Bahrain Mirror (Exclusive): The 2018 parliament has come to an end and become a thing of the past. The former Council only reaped popular discontent, as it approved the taxes the government wanted, agreed to deduct massive amounts from the Future Generations Reserve Fund, and voted in its last chapter on an unfair retirement law. In addition, it voted by a majority to reduce the parliamentary authority in discussing public issues.
Now that this parliament and its meager powers have become the subject of popular criticism on social media and elsewhere, everyone has the right to ask whether this intersection of opinions is an opportunity to find a unified position on the parliamentary process in its current form between the opposition and loyalists? Only the delusions will say yes.
There is no unified stance, as the opposition seems unlikely to re-participate in this game, while the elite loyalists who criticize the Parliament day and night, only see one mistake in the Parliament, that the government has removed us as loyal societies, bet on independents and the result was a total failure and it is time for the authorities to admit their mistake and put us back in the game.
According to the loyalists view, the problem lies in "contracting out", such as contracting out and assigning contracts, i.e. the authorities contracted out the Parliament to independent loyalists rather than loyalist societies.
Al-Menbar Society discussed the parliamentary process in no sense and so did the National Unity Assembly. This is also the speech of some independent aspirants backed by the Ministry of Interior and Intelligence to enter the upcoming elections.
Al-Menbar Society held a seminar in which its leaders spoke and their vision was only to call on the authorities to rely on them again. They think it is their time, while Abdulatif Al-Mahmoud preceded them to express the complaint of the National Unity Assembly against the Parliament's incompatibility due to the large number of independent MPs.

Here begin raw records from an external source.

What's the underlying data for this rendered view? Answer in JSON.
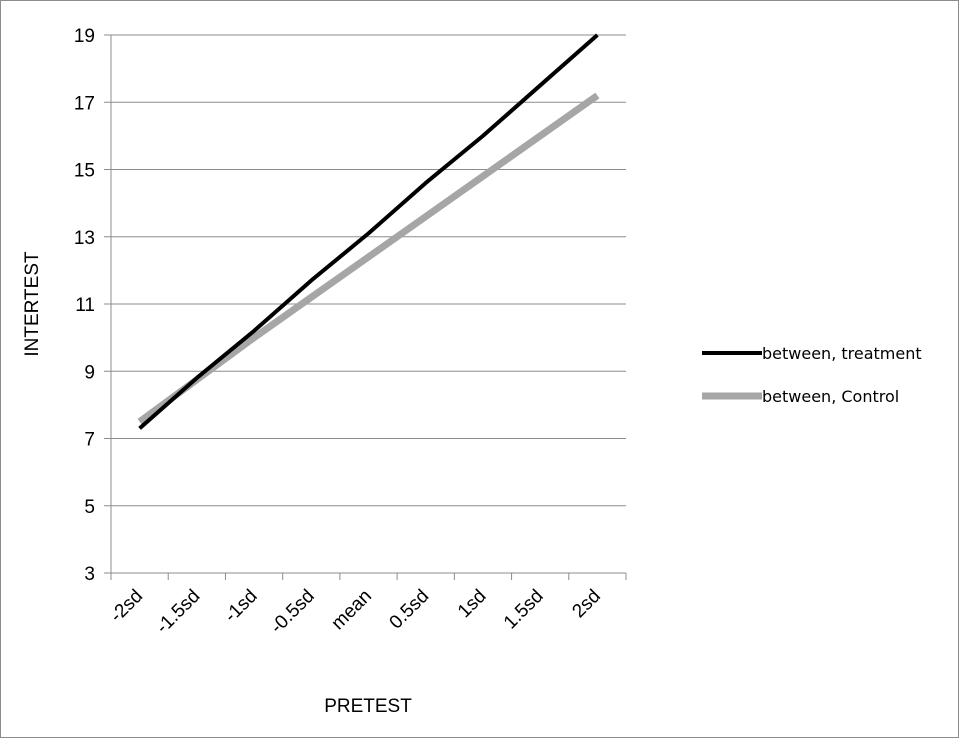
{
  "chart_data": {
    "type": "line",
    "title": "",
    "xlabel": "PRETEST",
    "ylabel": "INTERTEST",
    "categories": [
      "-2sd",
      "-1.5sd",
      "-1sd",
      "-0.5sd",
      "mean",
      "0.5sd",
      "1sd",
      "1.5sd",
      "2sd"
    ],
    "ylim": [
      3,
      19
    ],
    "yticks": [
      3,
      5,
      7,
      9,
      11,
      13,
      15,
      17,
      19
    ],
    "grid": true,
    "legend_position": "right",
    "series": [
      {
        "name": "between, treatment",
        "color": "#000000",
        "values": [
          7.3,
          8.8,
          10.2,
          11.7,
          13.1,
          14.6,
          16.0,
          17.5,
          19.0
        ]
      },
      {
        "name": "between, Control",
        "color": "#a6a6a6",
        "values": [
          7.5,
          8.75,
          10.0,
          11.2,
          12.4,
          13.6,
          14.8,
          16.0,
          17.2
        ]
      }
    ]
  }
}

Meanwhile, the opposition clearly sees that the solution is "the choice of reason, wisdom and patriotism is to move to a council that solves people's problems, which is the normal function of parliaments, otherwise, keeping the National Council as it is now in its form and content as a parliamentary council not for the people is without constitutional, legal and political and popular value," according to Al-Wefaq recent statement.
On the other hand, none of the loyalist leaders talk about the council's powers now, the impossibility of legislating a single law without the government's will, and its inability to prevent a single law that the authorities want to pass, and that the MP could only ask ministers a few questions, or that questioning a minister has become something impossible. Loyalists run away from all of these matters and only want one solution: having access to parliamentary seats.
The loyalist elite is simply an opportunistic elite that neither their faces, nor their ways have changed. They only want to restore their old positions.
The last question is, can you expect a boycott from the loyalists? Only naïve people will say yes.
Most of the loyalists are employed in government agencies, army and security services. They are picked for all positions and functions in ministries and government institutions. On election day, each one of them will make sure to take his family members who have the right to vote, with their passports, to vote and make sure that the passports are stamped with the election administration seal.
The loyalty stamp that each loyalist expects his superior to ask; whether he voted in the election or not, will be a stamp on his passport and as evidence to keep him safe of doubts. But later on all of them will return to criticize the parliament in WhatsApp groups and other media outlets.